Item 1.01. | Entry into a Material Definitive Agreement. |
Introduction
On March 11, 2024 (the “Closing Date”), FiscalNote Holdings, Inc. (the “Company”) announced that it had sold the equity of the Company’s subsidiary owning and operating its Board.org business (“Board.org”). The net proceeds from the sale of Board.org were used in part to retire $65.7 million of term loans under the Company’s Second Amended and Restated Credit and Guaranty Agreement, dated July 29, 2022, with its senior lenders (as amended from time to time, the “Credit Agreement”), and pay approximately $7.1 million of related prepayment and exit fees associated with the retired amount. In addition, $15.0 million of net proceeds from the sale were added to the Company’s balance sheet for general corporate purposes. After giving effect to the sale of Board.org and the use of net proceeds, the Company will have approximately $45 million of cash and cash equivalents on hand, and approximately $176 million of indebtedness outstanding.
Purchase Agreement
On the Closing Date, FiscalNote, Inc. (the “Seller”), an indirect wholly-owned subsidiary of the Company, and FiscalNote Boards LLC, a wholly-owned subsidiary of the Seller which operated the Board.org business, entered into an Equity Purchase Agreement (the “Purchase Agreement”) with Exec Connect Intermediate LLC (the “Buyer”), providing for the sale of the equity in FiscalNote Boards LLC to the Buyer for a total value of $103.0 million, consisting of $95.0 million in cash at closing and a potential earnout opportunity of up to $8.0 million. The stated purchase price is subject to adjustments based on Board.org’s working capital on the Closing Date, indebtedness and transaction expenses, as well as retention payments payable to certain employees of the Board.org following the Closing Date. $785,000 of the purchase price was deposited into escrow to satisfy certain potential post-closing purchase price adjustments and indemnification claims. The Seller may be entitled to receive an earn-out payment of up to $8.0 million, less the amount of certain retention payments potentially owing to the former Board.org employees, if the Board.org business achieves specified revenue targets for 2024.

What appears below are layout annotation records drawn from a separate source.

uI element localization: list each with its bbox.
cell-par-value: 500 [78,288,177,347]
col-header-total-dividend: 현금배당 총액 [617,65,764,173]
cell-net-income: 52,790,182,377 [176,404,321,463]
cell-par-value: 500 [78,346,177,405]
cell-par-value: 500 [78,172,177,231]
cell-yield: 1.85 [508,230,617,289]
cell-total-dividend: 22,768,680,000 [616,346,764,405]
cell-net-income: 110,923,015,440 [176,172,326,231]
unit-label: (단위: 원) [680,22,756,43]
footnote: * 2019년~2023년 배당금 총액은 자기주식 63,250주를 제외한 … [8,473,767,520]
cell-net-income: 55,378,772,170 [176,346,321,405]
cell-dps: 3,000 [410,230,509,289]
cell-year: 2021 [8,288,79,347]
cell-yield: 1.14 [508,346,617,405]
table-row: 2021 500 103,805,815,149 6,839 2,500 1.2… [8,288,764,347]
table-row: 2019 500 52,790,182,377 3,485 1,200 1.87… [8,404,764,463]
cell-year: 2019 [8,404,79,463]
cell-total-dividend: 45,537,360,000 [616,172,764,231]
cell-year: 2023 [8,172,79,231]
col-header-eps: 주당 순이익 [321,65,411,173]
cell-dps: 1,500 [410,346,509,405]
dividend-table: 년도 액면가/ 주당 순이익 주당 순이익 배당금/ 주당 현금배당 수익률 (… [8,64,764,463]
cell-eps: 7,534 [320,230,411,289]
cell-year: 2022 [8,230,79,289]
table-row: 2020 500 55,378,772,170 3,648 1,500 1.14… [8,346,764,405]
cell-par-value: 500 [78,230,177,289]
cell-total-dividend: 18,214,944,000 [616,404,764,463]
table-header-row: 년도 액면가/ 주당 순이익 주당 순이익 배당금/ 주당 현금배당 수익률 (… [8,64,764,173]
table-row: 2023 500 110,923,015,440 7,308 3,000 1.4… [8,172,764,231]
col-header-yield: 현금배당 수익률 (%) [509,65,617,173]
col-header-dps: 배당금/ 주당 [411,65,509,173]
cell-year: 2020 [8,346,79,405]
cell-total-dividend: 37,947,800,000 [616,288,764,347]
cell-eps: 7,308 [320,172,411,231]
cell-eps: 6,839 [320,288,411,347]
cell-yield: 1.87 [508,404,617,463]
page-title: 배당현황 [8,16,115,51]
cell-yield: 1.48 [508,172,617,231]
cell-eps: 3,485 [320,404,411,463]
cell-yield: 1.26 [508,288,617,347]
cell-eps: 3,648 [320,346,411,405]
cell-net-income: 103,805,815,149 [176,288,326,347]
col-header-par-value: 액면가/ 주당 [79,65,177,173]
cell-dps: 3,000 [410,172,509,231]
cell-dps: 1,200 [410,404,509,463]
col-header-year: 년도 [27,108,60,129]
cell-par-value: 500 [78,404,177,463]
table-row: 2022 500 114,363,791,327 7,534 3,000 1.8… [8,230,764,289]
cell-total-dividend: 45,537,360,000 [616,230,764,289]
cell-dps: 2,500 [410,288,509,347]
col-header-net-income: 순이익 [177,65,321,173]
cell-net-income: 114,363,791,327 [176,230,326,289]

The Purchase Agreement contains representations, warranties and indemnification obligations of the parties customary for transactions similar to those contemplated by the Purchase Agreement. The Purchase Agreement has been included to provide investors and security holders with information regarding its terms. It is not intended to provide any other factual information about the Company, the Seller, the Buyer or any of their respective subsidiaries or affiliates. The representations, warranties and covenants contained in the Purchase Agreement were made by the parties thereto only for purposes of that agreement and as of specific dates; were solely for the benefit of the parties to the Purchase Agreement; may be subject to limitations agreed upon by the contracting parties, including being qualified by confidential disclosures made for the purposes of allocating contractual risk between the parties to the Purchase Agreement instead of establishing these matters as facts; and may be subject to standards of materiality applicable to the contracting parties that differ from those applicable to investors. Investors are not third-party beneficiaries under the Purchase Agreement and should not rely on the representations, warranties and covenants or any descriptions thereof as characterizations of the actual state of facts or condition of the Company, the Seller, the Buyer or any of their respective subsidiaries or affiliates. Additionally, the representations, warranties, covenants, conditions and other terms of the Purchase Agreement may be subject to subsequent waiver or modification. Moreover, information concerning the subject matter of the representations, warranties and covenants may change after the date of the Purchase Agreement, which subsequent information may or may not be fully reflected in the Company’s public disclosures.
Credit Agreement Amendment
In connection with the completion of the sale of Board.org on the Closing Date, the Company also entered into Amendment No. 4 to the Credit Agreement (the “Credit Agreement Amendment”), pursuant to which, among other things, the lenders consented to the release the liens on Board.org’s assets and permitted the consummation of the sale in exchange for the permanent retirement of $65.7 million (the “Pay-Down Amount”) of term loans under the Credit Agreement and payment of approximately $7.1 million of related prepayment and exit fees. The Credit Agreement Amendment also requires that upon receipt of any earn-out payment under the Purchase Agreement, the Company will prepay outstanding obligations under the Credit Agreement in an amount equal to 70% of the net proceeds received from such earn-out payment, together with a prepayment fee and an exit fee, equal to 5.75% of the amount of such prepayment.